Zona yang juga bingung dengan apa yang terjadi, hanya segera bersalam - salaman dengan pada tamu. Ia bersalaman dengan Samran dulu yang sebelumnya sudah pernah bertemu, lalu pada Pak Hartawan, dan terakhir pada Bu Harumi.
Saat Zona bersalaman itu, Bu Harumi langsung menarik Zona dalam pelukannya, lalu mengecup kedua pipi Zona secara bergantian, seakan melampiaskan rindu yang begitu mendalam.
Zona hanya bisa pasrah. Ingin menolak pun tak enak. Karena wanita itu sedang menangis. Terlebih ia adalah seorang kamu agung.
Selepas puas mencurahkan rada rindu, Bu Harumi membiarkan Zona duduk. Bu Harumi mengambil beberapa helai tisu yang disodorkan oleh Sora untuk menghapus sisa - sisa air matanya.
"Maaf ya, Pak, Bu, Sora dan adik - adik semuanya. Saya jadi terbawa emosi." Bu Harumi meminta maaf sambil berusaha tersenyum.
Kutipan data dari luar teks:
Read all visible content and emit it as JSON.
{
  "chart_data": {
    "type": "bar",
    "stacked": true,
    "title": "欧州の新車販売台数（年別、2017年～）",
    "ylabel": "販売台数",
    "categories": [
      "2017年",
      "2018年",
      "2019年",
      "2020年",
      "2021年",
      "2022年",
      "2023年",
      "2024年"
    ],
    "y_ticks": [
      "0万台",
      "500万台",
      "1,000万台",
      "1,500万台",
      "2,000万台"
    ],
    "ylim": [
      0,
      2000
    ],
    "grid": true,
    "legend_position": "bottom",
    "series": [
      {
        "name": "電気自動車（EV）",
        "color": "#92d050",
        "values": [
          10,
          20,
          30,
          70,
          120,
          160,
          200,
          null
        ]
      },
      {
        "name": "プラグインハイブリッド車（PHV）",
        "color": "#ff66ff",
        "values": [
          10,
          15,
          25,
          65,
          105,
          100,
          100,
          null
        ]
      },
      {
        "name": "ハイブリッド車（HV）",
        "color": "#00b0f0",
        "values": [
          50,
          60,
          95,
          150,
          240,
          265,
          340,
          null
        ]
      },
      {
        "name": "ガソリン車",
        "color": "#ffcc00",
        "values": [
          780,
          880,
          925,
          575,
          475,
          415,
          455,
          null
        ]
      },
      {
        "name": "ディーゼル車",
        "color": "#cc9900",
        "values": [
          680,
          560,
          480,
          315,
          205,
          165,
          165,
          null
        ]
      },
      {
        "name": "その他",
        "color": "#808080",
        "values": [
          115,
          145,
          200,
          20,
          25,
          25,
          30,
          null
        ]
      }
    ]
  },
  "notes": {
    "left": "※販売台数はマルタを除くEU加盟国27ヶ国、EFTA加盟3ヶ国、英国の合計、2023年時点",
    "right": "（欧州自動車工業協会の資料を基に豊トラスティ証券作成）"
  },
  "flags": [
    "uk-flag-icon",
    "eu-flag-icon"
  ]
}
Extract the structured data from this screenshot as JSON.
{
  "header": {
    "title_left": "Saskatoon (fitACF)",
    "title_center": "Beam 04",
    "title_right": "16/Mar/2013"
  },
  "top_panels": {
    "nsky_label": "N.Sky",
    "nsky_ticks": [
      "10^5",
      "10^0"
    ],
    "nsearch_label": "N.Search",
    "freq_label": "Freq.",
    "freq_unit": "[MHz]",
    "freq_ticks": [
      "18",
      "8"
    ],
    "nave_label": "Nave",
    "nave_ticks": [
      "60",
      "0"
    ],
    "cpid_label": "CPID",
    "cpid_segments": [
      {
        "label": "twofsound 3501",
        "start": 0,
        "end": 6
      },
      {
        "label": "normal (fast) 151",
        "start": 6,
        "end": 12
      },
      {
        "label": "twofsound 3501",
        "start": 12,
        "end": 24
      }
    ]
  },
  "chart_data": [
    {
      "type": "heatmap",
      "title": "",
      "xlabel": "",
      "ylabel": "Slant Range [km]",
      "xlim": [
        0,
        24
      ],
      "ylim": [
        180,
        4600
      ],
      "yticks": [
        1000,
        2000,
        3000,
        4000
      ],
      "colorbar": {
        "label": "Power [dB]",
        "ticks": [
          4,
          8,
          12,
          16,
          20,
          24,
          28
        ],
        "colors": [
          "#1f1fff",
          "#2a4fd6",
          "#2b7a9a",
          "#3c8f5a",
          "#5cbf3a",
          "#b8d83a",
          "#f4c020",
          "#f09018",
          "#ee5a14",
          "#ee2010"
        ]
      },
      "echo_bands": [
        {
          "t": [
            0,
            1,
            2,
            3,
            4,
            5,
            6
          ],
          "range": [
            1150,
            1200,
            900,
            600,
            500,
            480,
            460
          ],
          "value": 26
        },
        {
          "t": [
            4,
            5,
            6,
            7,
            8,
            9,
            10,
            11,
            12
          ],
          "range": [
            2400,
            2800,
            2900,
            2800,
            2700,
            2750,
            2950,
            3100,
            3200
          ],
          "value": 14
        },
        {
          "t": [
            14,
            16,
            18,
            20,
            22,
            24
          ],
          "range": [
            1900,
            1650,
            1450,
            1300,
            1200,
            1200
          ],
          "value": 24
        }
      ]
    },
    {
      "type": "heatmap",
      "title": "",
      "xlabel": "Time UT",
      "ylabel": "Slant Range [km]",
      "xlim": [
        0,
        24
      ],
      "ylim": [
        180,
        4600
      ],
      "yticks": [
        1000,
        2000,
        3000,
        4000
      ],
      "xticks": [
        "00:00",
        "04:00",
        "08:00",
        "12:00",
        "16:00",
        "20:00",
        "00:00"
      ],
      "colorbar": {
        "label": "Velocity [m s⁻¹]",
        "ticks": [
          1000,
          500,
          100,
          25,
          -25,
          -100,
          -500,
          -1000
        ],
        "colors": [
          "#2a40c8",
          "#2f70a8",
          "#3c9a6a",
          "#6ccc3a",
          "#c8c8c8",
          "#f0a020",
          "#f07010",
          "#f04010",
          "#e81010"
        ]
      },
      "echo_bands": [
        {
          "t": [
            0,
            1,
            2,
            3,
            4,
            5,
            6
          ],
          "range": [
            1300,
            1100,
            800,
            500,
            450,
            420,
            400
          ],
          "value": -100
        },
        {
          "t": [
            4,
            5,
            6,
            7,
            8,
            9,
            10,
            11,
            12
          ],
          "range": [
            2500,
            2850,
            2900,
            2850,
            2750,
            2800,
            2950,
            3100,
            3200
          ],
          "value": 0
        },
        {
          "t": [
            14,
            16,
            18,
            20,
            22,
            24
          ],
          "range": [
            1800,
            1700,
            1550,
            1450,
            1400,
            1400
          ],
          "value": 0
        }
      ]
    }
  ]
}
"Kamu namanya siapa, hm?" tanyanya pada Zona.
"Zona, Bu," jawab Zona.
Bu Harumi lagi - lagi tersenyum. "Kamu mirip sekali sama almarhum anak saya, adiknya Mas Samran. Namanya Mas Gara. Dulu waktu masih SD, Mas Gara juga suka banget naik sepeda kayak kamu. Suka jumping - jumping begitu juga. Ibu jadi inget sama Mas Gara. Maaf ya, jadi bikin kamu bingung. Persis banget sama Mas Gara."
Oh ... begitu rupanya. Bu Harumi ternyata menangis karena menganggap Zona sangat mirip dengan mendiang putra bungsunya, Gara, yang sudah meninggal dunia.
Tapi sepertinya itu hanya perasaan seorang ibu saja. Karena Samran yang sebelumnya pernah bertemu dengan Zona, bersikap biasa - biasa saja. Juga tidak pernah mengatakan apa pun pada Sora tentang adiknya yang mirip dengan Zona.
Sora juga sudah pernah kepo melihat foto - foto Gara di sosial media setelah diberi tahu oleh Samran. Menurutnya Gara juga tidak mirip dengan Zona. Justru sangat mirip dengan kakaknya sendiri yaitu Samran.
Tapi Sora berusaha memahami. Ibu mana yang tidak hancur ketika ditinggal mati oleh anaknya.
Bu Harumi bisa kembali ceria dan hidup dengan baik saja itu sudah merupakan hal yang menunjukkan bahwa ia adalah sosok wanita yang sangat kuat.